201205230306.jpg

Greg Rucka’s novel Alpha has just come out, and it’s the debut of a whole new thriller series for him. To promote it, he’s doing the rounds, including a chat with Brian Michael Bendis for publisher Mulholland Books. You really need to read the whole thing. It’s quite a relaxed and candid conversation:

BMB: Or just the entitlement. I’m here now. Congratulations to you—I’m here. We’ve now been in it long enough now to where we see people come and go. We’ve seen the crash and burn, and you can see the crash and burn coming down the street. The only thing shocking thing about it now is that it used to take a two year solid arc of crash and burn, right? Now it’s eight months and you’re out. With all this entitlement, sometimes our names are brought up in it. Why do they get this? Without any self-awareness of how obnoxious it is and stuff like that. But it’s fascinating to see. Whatever road we’re on is littered with the corpses of entitlement.

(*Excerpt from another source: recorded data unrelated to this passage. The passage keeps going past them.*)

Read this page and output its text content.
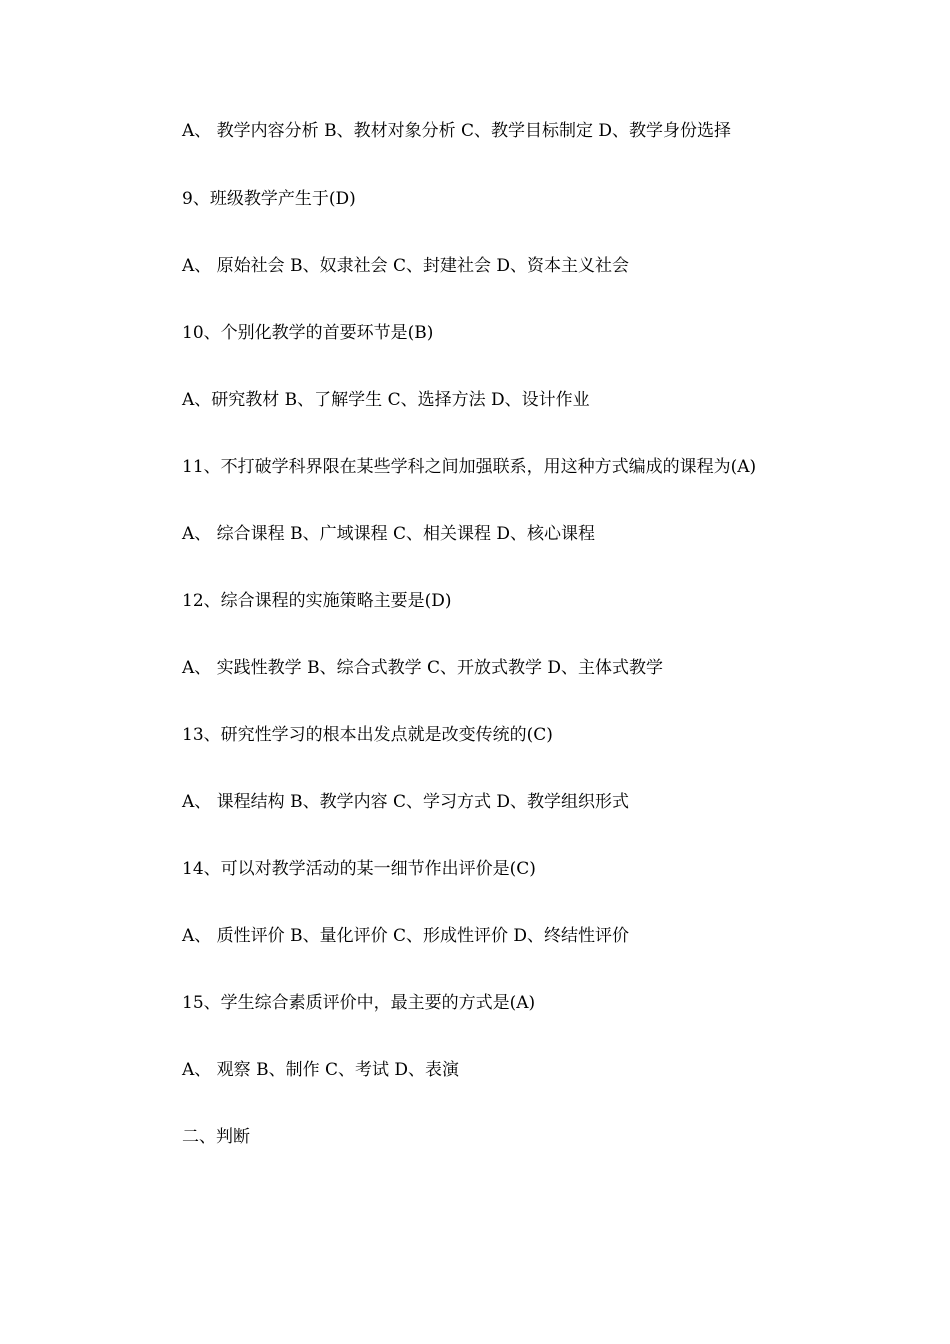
A、 教学内容分析 B、教材对象分析 C、教学目标制定 D、教学身份选择
9、班级教学产生于(D)
A、 原始社会 B、奴隶社会 C、封建社会 D、资本主义社会
10、个别化教学的首要环节是(B)
A、研究教材 B、了解学生 C、选择方法 D、设计作业
11、不打破学科界限在某些学科之间加强联系，用这种方式编成的课程为(A)
A、 综合课程 B、广域课程 C、相关课程 D、核心课程
12、综合课程的实施策略主要是(D)
A、 实践性教学 B、综合式教学 C、开放式教学 D、主体式教学
13、研究性学习的根本出发点就是改变传统的(C)
A、 课程结构 B、教学内容 C、学习方式 D、教学组织形式
14、可以对教学活动的某一细节作出评价是(C)
A、 质性评价 B、量化评价 C、形成性评价 D、终结性评价
15、学生综合素质评价中，最主要的方式是(A)
A、 观察 B、制作 C、考试 D、表演
二、判断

GR: That entitlement factor I think—you and I work very differently. I think one of the things that we recognize in each other, really from the first time we met—I remember when you came to Portland—you and I have always taken the craft very seriously. I sometimes feel in my more darker and self-aware moments, I wonder if I put too much stock in that faith in craft. But at the end of the day, it’s all I got because it’s the only thing you can control.

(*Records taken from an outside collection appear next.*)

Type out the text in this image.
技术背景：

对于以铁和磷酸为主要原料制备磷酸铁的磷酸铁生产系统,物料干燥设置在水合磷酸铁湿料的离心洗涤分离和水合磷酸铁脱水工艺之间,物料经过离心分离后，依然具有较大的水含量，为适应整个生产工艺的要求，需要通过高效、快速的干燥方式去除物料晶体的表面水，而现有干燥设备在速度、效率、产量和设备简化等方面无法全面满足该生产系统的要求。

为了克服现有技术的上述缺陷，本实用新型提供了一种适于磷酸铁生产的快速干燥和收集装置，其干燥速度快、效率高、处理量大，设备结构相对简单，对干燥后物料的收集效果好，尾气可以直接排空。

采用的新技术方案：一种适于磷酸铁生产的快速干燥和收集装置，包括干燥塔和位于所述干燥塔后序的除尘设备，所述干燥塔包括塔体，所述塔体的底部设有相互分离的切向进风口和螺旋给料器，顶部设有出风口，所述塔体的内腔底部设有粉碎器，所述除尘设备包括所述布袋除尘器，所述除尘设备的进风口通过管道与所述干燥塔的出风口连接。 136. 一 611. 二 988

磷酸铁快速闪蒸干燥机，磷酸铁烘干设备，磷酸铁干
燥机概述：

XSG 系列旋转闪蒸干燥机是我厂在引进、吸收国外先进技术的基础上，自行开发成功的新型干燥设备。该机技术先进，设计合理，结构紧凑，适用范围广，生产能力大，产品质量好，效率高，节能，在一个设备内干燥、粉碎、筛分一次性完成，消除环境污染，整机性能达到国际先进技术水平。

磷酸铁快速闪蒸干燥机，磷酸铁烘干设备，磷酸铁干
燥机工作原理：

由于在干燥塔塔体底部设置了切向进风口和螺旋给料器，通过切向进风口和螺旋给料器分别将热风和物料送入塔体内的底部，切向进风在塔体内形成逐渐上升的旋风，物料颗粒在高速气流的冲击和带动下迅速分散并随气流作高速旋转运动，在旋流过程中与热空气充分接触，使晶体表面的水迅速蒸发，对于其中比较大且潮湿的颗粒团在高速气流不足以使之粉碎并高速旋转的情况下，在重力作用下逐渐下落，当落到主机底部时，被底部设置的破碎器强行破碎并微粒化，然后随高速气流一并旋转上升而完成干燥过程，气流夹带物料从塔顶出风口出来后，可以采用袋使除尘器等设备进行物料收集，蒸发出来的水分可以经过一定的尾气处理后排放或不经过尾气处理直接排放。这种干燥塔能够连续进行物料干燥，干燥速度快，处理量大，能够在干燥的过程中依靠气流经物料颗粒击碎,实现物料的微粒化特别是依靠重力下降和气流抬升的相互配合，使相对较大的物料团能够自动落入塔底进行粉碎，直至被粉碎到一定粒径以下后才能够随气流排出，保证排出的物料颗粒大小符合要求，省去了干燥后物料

In Part two, the talk turns to Rucka’s webcomic venture, Lady Sabre & The Pirates of the Ineffable Aether (above).

BRB: How do you monetize it?

GR: I have no idea. It’s totally unfamiliar territory to me, and honestly, as a writer, I’ve always been sort of dangerously uninformed about the business side of things. I understand contracting and I understand the sales. But I don’t tend to follow it and I don’t tend to track it on my own work, certainly, and, in this instance, we’re all sort of figuring this out as we go. How are we going to do this? What’s it going to look like? How are we going to fund the trade? How are we going to sell the trade? Do we go to a publisher and say, hey, would you like to publish this trade? Or do we sell it on a website first, sell it by hand at shows? There’s a piece of me that wants to do that, just wants to let it be what it is. I don’t want to try to turn it into something else, if that makes sense. Right now it’s our indie-Webcomic-pulp-serial-let’s-have-some-fun-with-it thing, and I don’t want to try to make it into something that it’s not. It should be a form of entertainment and pretty and joyful and fun. And in the main it’s free. If people would turn around and give us some money for ancillary things, that would be great. We launched in July of last year. I’m hoping by July of this year we’ll be able to offer things that people will buy that we’ll be able to return to the investment that we put into it. But nobody’s looking to get rich off this.

BMB: I’m curious of the business model of it myself, you know. Is there any way to make it worth your while on every level? I think of it like the Facebook movie—we don’t know what it is yet, we just know it’s cool. You don’t have to start selling it out in any way, and that’s some of the stuff that Warren [Ellis] does. There’s seemingly no intent to do anything but just do it, and that’s that. That’s completely doable as well, so. I’m always flattered and at the same time horrified when someone asks a question about a long defunct project that never saw the light of day. But you know which one you were going to do, that I was all excited about, that just sort of flittered away.


Among the other things discussed, Bendis’s desire not to do conventions, the status of the third WHITEOUT book, and more. Like we said, go read the whole thing…

1 COMMENT

  1. Who all were responsible for not noticing that Bendis’s initials were repeatedly misspelled as “BRB” in part two of the interview?

    SRS

  2. i absolutely cannot stand bendis’ writing or his normal comics-media interview style/tone, but it appears that when removed from those two things, i actually like hearing what he has to say. weirdness.

  3. One of the coolest, smartest, original and anti-sexist writers of the decade… being interviwed by one of the most overrated, sexist who´s nearly a functional analphabet… surreal art!